Horsetail is a plant. The above ground parts are used to make medicine.

Horsetail is used for "fluid retention" (edema), kidney and bladder stones, urinary tract infections, the inability to control urination (incontinence), and general disturbances of the kidney and bladder.

It is also used for balding; tuberculosis; jaundice; hepatitis; brittle fingernails; joint diseases; gout; osteoarthritis; weak bones (osteoporosis); frostbite; weight loss; heavy menstrual periods; and uncontrolled bleeding (hemorrhage) of the nose, lung, or stomach.

Horsetail is applied directly to the skin to treat wounds and burns.

There have been reports of horsetail products being contaminated with a related plant called Equisetum palustre.
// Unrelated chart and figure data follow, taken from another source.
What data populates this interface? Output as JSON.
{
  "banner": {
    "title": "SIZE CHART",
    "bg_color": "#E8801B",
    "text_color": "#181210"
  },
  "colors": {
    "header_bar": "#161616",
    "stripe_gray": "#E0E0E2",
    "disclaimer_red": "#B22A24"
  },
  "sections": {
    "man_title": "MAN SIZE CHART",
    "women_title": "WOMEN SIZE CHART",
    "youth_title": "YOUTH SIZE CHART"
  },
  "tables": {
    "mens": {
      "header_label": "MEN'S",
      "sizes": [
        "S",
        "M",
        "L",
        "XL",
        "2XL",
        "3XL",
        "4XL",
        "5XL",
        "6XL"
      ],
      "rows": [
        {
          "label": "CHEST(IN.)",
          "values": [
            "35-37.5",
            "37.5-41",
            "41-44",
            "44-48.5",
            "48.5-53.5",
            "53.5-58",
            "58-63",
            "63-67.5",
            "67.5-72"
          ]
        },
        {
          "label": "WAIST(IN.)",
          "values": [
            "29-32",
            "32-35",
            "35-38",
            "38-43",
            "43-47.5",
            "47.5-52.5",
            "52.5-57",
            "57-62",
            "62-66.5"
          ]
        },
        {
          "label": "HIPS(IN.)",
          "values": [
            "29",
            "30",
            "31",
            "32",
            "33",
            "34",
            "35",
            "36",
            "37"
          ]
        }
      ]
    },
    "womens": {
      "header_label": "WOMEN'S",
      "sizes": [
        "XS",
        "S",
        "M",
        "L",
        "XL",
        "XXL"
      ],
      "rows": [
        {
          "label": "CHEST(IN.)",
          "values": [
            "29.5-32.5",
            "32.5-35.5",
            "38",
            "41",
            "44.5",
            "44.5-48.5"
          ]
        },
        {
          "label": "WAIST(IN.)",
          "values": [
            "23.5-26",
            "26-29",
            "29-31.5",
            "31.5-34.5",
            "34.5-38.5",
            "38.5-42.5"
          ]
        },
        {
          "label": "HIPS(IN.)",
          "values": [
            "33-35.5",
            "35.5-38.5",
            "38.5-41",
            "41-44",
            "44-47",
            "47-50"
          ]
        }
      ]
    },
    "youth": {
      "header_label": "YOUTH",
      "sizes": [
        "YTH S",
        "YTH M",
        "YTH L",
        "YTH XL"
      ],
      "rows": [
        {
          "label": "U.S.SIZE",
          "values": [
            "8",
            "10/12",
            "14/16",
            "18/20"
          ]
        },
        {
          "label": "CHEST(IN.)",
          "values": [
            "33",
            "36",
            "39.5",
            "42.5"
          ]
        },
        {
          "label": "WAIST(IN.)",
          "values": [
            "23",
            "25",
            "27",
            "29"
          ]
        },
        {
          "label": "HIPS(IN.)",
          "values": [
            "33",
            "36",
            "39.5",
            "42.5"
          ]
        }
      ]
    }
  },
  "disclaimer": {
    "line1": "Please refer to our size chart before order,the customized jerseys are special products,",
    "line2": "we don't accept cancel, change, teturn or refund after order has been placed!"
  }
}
This plant contains chemicals that can poison cattle, but toxicity in people has not been proven.

Insufficient Evidence to Rate Effectiveness for...

  • Osteoporosis. Early research suggests that taking dry horsetail extract or a specific product containing horsetail extract plus calcium (Osteosil Calcium) by mouth can increase bone density in postmenopausal women with osteoporosis.
  • Kidney and bladder stones.
  • Weight loss.
  • Hair loss.
  • Gout.
  • Frostbite.
  • Heavy periods.
  • Fluid retention.
  • Urinary tract infections.
  • Incontinence.
  • Use on the skin for wound healing.
  • Other conditions.
More evidence is needed to rate the effectiveness of horsetail for these uses.

Natural Medicines Comprehensive Database rates effectiveness based on scientific evidence according to the following scale: Effective, Likely Effective, Possibly Effective, Possibly Ineffective, Likely Ineffective, and Insufficient Evidence to Rate (detailed description of each of the ratings).